I have some deprecated constants in my project. They need to stay. I don't want to be warned about them, but do want to be warned if other deprecated constants should turn up in my project later.
Apple's header declares them as follows:
extern NSString * const NameOfStringConstant __OSX_AVAILABLE_BUT_DEPRECATED(version availability info here)
How can I silence the warning?
Related answer for silencing the warning for a deprecated method here
Related answer for silencing the warning about a deprecated string conversion here
Add to the compiler flags:
-Wno-deprecated-declarations
or, in Xcode, select "No" for the build setting option:
Warn About Deprecated Functions
and then if you look at the build output (Apple+7 in Xcode 4), you'll notice the aforementioned compiler flag.
I know this is an old topic but today i was dealing with the same annoyance.
Example: you want to get rid of the annoying deprecation warning but just for [[UIDevice currentDevice] uniqueIdentifier]]
since you most probably want to use it in development phase with TestFlight.
You'd still want the compiler to warn you if you use some other deprecated declaration by mistake.

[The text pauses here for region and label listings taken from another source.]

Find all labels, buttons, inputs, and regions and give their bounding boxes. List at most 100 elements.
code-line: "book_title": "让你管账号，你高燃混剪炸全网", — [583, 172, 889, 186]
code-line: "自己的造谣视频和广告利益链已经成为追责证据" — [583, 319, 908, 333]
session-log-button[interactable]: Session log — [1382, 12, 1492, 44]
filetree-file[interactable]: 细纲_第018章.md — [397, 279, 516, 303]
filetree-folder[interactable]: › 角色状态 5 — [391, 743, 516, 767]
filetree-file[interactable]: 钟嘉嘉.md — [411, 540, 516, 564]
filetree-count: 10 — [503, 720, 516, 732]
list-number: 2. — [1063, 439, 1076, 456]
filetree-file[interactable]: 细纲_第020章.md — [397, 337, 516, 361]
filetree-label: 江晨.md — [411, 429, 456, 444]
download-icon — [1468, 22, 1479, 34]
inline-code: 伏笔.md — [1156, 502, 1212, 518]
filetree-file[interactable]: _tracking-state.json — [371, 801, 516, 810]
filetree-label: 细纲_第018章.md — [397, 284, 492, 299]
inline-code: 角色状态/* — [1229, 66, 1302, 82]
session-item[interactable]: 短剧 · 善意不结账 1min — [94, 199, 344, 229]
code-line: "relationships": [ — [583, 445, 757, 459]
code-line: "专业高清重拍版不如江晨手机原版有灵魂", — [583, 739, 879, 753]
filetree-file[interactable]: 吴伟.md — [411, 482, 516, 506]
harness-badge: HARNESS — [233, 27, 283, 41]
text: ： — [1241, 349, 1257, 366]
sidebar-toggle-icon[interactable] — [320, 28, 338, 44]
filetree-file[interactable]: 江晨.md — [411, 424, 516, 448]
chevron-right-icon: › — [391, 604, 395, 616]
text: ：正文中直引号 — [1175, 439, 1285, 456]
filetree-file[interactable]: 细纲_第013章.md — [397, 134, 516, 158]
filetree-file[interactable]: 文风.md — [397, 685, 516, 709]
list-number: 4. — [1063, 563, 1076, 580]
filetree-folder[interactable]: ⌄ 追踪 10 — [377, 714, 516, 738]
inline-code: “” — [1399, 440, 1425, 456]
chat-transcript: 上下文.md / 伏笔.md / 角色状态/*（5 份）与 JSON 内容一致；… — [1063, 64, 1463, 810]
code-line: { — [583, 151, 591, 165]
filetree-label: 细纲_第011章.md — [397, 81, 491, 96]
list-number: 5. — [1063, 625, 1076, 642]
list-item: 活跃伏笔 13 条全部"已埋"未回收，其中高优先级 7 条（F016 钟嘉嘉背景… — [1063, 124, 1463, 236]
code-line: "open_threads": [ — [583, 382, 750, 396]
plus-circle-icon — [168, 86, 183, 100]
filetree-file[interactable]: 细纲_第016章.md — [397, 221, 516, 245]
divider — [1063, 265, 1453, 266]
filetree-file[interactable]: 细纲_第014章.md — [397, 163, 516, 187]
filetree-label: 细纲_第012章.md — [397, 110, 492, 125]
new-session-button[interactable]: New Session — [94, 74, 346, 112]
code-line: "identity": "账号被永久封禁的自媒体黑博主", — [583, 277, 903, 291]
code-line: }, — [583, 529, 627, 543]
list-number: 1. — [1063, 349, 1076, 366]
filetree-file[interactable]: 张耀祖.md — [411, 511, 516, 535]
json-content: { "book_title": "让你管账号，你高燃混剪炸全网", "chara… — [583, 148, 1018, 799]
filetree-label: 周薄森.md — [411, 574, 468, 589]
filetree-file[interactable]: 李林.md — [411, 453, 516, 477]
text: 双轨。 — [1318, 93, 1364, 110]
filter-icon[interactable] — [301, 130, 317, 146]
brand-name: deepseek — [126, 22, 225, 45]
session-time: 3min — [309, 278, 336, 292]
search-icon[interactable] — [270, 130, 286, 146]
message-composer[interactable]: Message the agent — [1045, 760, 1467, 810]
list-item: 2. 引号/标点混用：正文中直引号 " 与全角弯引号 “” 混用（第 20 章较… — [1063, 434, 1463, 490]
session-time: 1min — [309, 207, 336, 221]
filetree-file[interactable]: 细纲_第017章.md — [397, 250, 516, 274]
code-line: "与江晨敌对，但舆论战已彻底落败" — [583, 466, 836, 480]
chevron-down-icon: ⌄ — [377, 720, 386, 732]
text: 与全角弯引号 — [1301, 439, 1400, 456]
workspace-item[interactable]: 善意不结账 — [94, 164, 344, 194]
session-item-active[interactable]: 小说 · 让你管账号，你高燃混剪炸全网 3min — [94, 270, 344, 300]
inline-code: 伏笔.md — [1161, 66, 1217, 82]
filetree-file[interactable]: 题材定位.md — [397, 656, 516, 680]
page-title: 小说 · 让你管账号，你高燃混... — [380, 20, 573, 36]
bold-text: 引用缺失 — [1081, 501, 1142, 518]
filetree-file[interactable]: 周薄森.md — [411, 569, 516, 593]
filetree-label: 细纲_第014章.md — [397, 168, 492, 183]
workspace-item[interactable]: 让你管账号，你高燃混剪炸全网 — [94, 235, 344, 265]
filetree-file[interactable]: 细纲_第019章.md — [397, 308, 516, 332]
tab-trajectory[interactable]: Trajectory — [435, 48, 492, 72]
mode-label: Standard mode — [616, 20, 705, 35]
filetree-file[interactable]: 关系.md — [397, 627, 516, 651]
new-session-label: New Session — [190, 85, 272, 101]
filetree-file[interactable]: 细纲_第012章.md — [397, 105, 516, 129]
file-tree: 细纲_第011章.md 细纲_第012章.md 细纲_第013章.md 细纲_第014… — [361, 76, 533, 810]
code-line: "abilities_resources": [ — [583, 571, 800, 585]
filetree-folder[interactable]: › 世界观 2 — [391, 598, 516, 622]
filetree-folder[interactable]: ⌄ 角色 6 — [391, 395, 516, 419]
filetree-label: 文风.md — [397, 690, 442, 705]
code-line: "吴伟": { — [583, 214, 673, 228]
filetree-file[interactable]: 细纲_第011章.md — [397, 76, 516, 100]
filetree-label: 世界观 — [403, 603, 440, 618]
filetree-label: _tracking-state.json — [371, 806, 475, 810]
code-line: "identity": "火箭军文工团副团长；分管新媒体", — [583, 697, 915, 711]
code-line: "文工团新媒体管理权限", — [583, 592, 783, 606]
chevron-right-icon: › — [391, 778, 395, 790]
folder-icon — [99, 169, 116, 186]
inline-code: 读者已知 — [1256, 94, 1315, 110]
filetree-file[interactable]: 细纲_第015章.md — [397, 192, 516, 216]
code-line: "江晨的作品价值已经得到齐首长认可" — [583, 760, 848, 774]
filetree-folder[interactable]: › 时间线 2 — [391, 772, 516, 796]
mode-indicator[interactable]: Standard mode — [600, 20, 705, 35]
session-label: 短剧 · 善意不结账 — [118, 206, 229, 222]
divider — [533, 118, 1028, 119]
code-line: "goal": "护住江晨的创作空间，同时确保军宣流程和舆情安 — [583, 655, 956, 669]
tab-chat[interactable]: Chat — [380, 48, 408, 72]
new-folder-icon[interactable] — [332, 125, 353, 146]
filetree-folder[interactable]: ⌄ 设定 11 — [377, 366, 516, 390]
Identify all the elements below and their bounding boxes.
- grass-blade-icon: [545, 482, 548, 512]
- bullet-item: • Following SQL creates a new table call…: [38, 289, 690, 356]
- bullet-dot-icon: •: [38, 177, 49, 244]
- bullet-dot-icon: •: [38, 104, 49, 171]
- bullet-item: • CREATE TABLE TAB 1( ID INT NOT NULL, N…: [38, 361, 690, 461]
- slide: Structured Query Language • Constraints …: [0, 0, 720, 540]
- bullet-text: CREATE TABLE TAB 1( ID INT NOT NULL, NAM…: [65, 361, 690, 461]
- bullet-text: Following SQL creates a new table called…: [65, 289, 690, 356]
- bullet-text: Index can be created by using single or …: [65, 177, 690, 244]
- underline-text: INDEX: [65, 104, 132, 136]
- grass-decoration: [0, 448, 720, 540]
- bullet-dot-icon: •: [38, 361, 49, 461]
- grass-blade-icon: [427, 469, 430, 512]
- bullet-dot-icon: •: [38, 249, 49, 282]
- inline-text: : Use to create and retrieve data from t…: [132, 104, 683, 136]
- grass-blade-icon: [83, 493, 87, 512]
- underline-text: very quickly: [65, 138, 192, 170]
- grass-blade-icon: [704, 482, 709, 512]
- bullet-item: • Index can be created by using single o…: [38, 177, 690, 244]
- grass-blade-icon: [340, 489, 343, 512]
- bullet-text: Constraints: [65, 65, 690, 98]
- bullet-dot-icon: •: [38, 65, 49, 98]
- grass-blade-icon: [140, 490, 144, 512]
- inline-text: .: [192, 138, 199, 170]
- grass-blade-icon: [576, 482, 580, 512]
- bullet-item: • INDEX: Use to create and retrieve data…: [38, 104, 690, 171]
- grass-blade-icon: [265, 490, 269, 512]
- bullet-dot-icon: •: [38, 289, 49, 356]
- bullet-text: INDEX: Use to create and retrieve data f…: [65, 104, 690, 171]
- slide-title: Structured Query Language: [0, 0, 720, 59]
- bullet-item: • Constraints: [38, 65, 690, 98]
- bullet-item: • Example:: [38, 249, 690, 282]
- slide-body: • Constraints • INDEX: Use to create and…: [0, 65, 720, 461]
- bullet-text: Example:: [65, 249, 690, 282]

I like sarfata's answer: it does the job. But there's more politically correct way available:
Following recipe is taken from The Goo Software Blog.
#pragma clang diagnostic push
#pragma clang diagnostic ignored "-Wdeprecated-declarations"
[TestFlight setDeviceIdentifier:[[UIDevice currentDevice] uniqueIdentifier]];
#pragma clang diagnostic pop
Make sure you comment out this lines before building for distribution. Or simply use a preprocessor macro to exclude this lines from a release build.